My wife told be she thought it was a bad move to post those Assholic articles on my portfolio. People are so easily offended nowadays. I can’t argue with that. People are easily offended, but not for the same reasons they used to be. People used to be offended by smut or Communism or something. Now people are offended by the notion that someone out there might consider their opinions wrong or invalid, and the easiest way to make someone feel like their opinions are wrong and invalid is not by rubbing them in other peoples faces or being argumentative, but simply by holding different ones. If you have a different opinion, and you have even a tiny bit of success, you’ve offended someone out there.

Well, as for my Assholic columns, I’m not really worried about them biting me in the ass. They were written not only under a different name but a different character, and when I was much younger. And frankly, I don’t think they’re that “edgy” anyway. But that does bring up an interesting problem some people have, and that is politics among colleagues.

I’ve worked in environments where I knew for a fact that my coworkers, who seemed genuinely nice (and they were) but who held different views than me on a cornucopia of topics. And not just different, radically different. And they were not just political people, they were rabidly political. Luckily, they were smart. Smart people know not to bring it up.

Not every workplace has smart people in it, of course, but you have to work with what you’ve got to work with. Don’t bring it up. Just don’t. It’s inappropriate. No matter what you’re opinions, you’ll get into fights, and that creates a whole new chapter of problems.

This is, hopefully, common sense. But what this has to do with writing can get very tricky. There’s a balance in every writer’s world where they have weigh being safe with being interesting, because they don’t have much to do with each other. Interesting usually means controversy. It was one of those writer’s rules I was told a long time ago. If you’re writing and you feel yourself tensing up, like you shouldn’t say anymore, that’s exactly when you need to press forward, and explore those thoughts.
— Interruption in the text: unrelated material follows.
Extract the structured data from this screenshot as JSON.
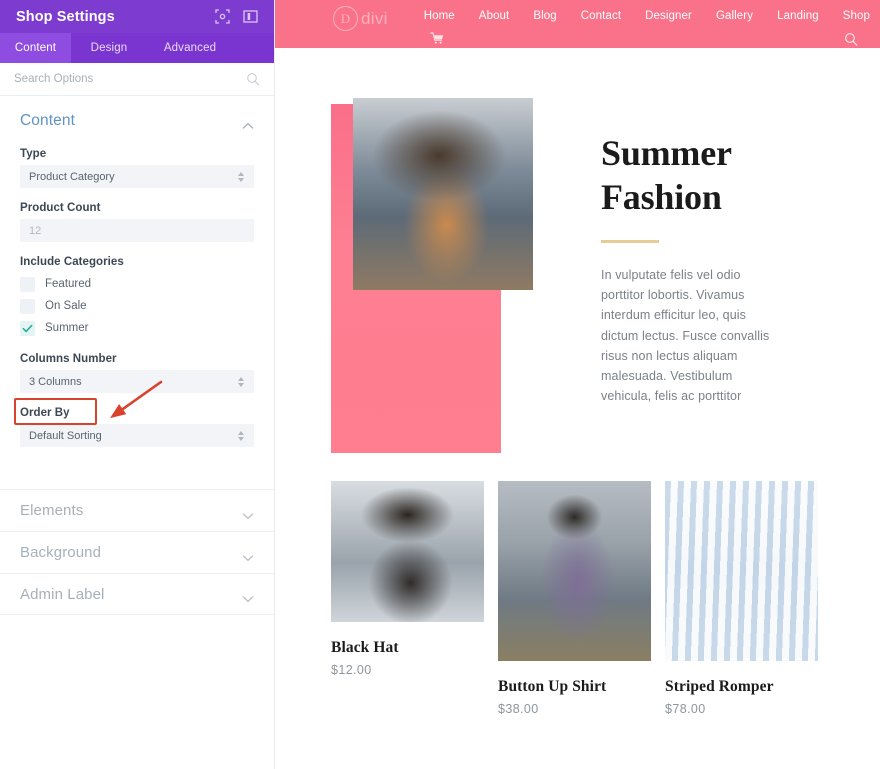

It’s perfectly true. Going to dangerous places makes for good writing.

But…it doesn’t make for the best choice. Office politics seeps into a writer’s world every bit as much as politics politics. So how do you make the choice between safe and dangerous? That’s not so easy to answer, but I think the best thing to ask yourself is “does this target need to be attacked?”

Our country’s history is steeped in great political writing, but the point of political writing is to actually affect change, and going after the other side is the crux of the piece. If you offend them by stating your position, that’s fair game. That’s the idea, after all. But if it’s not the point of the piece, then why include it? In entertainment writing so many people like to throw in a dig at their political enemies, even when it has nothing to do with the plot. Yes, you’ll get an extra chuckle from the ones who agree, but you’ll like as not get cold disappointment from the ones you just attacked. Cold disappointment, and a station change. Is it too touchy of them? Maybe, yeah. But that’s not really your business, is it? When you’re doing any type of entertainment writing, your business is to entertain the audience. All of the audience whenever possible. Or at the very least, your job is to not make them switch you off. So who are you writing for when you do that? You or them?

Journaling is writing for yourself. Entertainment writing is for others.